Therefore he kept on hammering the great trusts before that Creosote Supreme Bench, cherished the diversion as his chief recreation—lived in a dream world of amazing activity and usefulness. And in the meantime he humbly and contentedly drew deeds, conveyances and wills, appraised estates, presided sagely over “leave-it-out” questions of dispute, and spent most of his time keeping would-be litigants in Palermo out of the law.

The voices under his window kept on their monotonous rumble as he meditated. There was the occasional spit of an oath from Willard, following the irritating drawl of Bradish, who seemed to relish the skipper’s rage.

“Your honours,” murmured Squire Phin, “I want to thank God in your presence that I never yet ste-boyed a bulldog into a fight, rubbed a tomcat’s ears, nor scuffed a rooster’s feathers and set him over into a neighbour’s barnyard.”

He tossed his pipe into the tin box and went along and threw up the front window as though he had arrived at his resolution.

“Bradish!” he called, and when the man poked his head around the side of the Goddard and peered at the window, the Squire beckoned and went back to his chair.

“I was intending to come up right away, Squire,” said the visitor, with an irritating air of condescension, standing with one foot on a chair and slapping his glove against his leg. His garments seemed peculiarly fresh and smart in the dingy office, in contrast with the lawyer’s careless attire. “But I got pretty much interested in hearing Klebe give personal recollections of ‘When I was a circus animal for five minutes!’ It strikes me that your brother——”

“I didn’t call you up here to talk about my brother,” broke in the lawyer, brusquely.

“Sure enough,” replied Bradish, airily, “I’d be ashamed of him if I were you.

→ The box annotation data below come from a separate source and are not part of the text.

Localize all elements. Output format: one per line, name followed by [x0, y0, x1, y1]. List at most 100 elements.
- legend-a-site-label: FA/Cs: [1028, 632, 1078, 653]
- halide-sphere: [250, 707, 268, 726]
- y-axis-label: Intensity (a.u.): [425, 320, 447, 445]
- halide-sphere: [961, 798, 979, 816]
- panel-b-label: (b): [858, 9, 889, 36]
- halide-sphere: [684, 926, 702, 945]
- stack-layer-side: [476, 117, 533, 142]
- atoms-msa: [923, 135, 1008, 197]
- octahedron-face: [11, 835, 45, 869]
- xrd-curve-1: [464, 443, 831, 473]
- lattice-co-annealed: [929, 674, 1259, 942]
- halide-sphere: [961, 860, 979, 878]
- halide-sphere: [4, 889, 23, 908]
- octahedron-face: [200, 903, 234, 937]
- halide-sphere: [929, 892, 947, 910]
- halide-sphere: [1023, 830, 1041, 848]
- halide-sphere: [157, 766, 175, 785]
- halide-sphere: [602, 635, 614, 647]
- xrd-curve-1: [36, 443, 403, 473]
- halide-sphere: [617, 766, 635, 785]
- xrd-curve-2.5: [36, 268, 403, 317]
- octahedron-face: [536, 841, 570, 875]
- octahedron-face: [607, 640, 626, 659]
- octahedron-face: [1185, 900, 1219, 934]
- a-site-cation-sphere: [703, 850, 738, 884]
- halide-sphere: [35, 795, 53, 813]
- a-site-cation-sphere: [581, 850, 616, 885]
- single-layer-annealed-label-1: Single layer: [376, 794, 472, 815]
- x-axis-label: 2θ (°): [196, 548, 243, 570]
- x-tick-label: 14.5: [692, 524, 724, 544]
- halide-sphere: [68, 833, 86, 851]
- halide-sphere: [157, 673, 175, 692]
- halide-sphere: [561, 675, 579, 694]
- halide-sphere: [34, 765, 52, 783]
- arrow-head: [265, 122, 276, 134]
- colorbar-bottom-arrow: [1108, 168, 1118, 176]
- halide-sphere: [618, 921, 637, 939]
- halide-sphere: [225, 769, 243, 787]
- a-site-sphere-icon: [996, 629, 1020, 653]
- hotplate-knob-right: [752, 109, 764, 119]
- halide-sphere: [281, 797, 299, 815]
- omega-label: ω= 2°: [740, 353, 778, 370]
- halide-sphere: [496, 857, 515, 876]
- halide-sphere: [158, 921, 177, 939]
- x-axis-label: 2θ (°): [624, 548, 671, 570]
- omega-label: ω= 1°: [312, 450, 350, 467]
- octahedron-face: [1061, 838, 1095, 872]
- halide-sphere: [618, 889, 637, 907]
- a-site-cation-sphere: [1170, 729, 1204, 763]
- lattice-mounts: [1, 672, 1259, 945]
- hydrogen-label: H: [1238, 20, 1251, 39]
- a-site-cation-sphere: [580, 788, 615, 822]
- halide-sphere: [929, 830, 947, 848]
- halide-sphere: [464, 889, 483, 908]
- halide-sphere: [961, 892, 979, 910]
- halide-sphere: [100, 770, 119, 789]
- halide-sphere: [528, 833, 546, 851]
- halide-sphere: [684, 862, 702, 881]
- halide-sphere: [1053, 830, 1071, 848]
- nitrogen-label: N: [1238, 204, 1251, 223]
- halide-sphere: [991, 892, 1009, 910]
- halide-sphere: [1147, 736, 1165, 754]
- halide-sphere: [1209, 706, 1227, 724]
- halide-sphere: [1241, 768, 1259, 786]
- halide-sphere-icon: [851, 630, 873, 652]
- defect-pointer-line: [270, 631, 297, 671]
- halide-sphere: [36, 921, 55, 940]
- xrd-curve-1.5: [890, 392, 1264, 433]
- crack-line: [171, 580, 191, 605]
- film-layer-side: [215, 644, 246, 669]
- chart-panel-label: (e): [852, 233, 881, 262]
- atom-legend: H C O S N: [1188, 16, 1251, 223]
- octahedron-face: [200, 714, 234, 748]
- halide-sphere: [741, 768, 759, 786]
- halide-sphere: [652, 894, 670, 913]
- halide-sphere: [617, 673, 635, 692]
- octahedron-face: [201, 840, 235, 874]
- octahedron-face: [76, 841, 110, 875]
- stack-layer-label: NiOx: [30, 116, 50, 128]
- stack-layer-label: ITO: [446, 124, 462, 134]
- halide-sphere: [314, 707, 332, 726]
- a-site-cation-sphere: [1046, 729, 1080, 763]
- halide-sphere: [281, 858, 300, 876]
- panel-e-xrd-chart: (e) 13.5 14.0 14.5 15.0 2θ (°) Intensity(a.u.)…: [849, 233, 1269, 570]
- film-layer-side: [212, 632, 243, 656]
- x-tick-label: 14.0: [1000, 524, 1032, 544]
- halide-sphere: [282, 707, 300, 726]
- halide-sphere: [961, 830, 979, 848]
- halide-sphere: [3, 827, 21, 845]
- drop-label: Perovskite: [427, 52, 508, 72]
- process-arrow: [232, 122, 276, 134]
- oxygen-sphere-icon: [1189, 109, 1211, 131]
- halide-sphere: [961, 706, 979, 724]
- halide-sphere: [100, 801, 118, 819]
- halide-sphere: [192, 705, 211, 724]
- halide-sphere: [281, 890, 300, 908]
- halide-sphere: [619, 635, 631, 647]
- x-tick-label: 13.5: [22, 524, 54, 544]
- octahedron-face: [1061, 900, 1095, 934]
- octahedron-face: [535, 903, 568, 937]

So, then, to business! Have you collected from Buffum and Crummett and those others?”

“No,” said the lawyer, “and it isn’t about them I want to talk. I——”

“But I propose to talk about ’em,” snapped Brad-ish, interrupting in turn. “Here I’ve put a lot of bills in your hands to collect—collect! I want all that’s due me and I’ve got to have it. I’m in a hurry and I told you so. This is the fourth time I’ve ordered you to put ’em to the wall, and you haven’t done it.”